Jin Zhao, Trinity College Dublin, Ireland
Dr. Jin Zhao is currently an Assistant Professor at Trinity College Dublin (TCD), Ireland, an Alexander von Humboldt Fellow of Germany. She was a research scientist with the University of Tennessee, Knoxville, from 2020-2022. She serves as a Senior Editor of IET Generation, Transmission & Distribution, Associate Editor of IEEE Trans. on Smart Grid, and a regular reviewer for several IEEE and Nature Portfolio journals. Also, she serves as the chair of IEEE Task Force AISR, steering committee & PES rep of IEEE DataPort, and secretary of EDPG GHG subcommittee and load subcommittee. The senior author's publication record of Dr. Zhao includes several top-tier journals such as Nature Energy, IEEE PES Trans, and Applied Energy, etc.. Her research interests include power system resilience, climate-adaptive energy systems, highly renewable energy integrated systems, resilient microgrids, and machine learning.

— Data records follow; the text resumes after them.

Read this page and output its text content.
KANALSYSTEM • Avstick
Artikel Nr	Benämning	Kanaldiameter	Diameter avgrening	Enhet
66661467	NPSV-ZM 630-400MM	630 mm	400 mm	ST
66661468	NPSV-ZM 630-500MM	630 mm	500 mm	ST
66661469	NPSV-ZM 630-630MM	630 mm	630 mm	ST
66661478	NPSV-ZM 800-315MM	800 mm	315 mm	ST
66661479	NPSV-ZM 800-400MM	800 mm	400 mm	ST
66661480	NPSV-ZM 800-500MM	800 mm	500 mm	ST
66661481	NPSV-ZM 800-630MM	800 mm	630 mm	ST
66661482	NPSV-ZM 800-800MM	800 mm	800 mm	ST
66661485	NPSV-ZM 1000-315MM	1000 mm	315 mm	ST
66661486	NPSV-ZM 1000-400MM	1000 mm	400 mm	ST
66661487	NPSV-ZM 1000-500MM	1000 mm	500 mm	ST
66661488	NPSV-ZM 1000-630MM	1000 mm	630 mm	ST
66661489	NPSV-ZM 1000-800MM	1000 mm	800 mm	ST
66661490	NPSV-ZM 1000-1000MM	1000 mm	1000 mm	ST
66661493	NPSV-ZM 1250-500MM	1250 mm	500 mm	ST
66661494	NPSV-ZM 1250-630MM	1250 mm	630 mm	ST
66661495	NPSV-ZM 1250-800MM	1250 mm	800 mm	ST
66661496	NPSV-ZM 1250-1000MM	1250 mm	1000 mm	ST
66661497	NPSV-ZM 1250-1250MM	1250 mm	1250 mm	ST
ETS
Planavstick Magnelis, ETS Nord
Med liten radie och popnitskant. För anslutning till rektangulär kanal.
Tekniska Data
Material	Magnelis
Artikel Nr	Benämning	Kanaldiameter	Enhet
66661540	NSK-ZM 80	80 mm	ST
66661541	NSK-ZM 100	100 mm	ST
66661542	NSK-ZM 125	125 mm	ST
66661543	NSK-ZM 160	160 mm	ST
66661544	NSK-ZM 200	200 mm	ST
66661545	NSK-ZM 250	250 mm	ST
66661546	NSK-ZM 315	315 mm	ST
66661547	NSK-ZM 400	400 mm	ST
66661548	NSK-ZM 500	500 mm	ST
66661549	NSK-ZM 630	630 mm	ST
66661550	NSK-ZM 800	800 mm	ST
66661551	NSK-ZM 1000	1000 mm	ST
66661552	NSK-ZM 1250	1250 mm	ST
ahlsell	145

Speech Title: Role of AI in extreme weather defense of power systems
Abstract: This speech explores the role of artificial intelligence (AI), especially deep learning (DL) and deep reinforcement learning (DRL) represented machine learning techniques, in enhancing the resilience of power systems under extreme weather conditions. Power systems with high shares of non-dispatchable renewables, such as wind and solar, are increasingly vulnerable to storms and sequential extreme events that can trigger cascading failures and large-scale outages. Using high-renewable, stand-alone systems as motivating examples, the talk highlights challenges related to low inertia, weather exposure, and renewable variability. The presentation introduces AI-driven decision-making approaches based on DL and DRL to support fast and adaptive operational responses during extreme events. To address data scarcity, generative learning are employed to synthesize realistic extreme-weather scenarios, improving training efficiency and robustness. The speech also discusses distributionally robust learning methods that explicitly account for uncertainty in weather evolution and system conditions, ensuring the survival of critical loads under worst-case scenarios. Overall, the talk demonstrates how machine learning can serve as a powerful tool for resilient, climate-adaptive power system operation.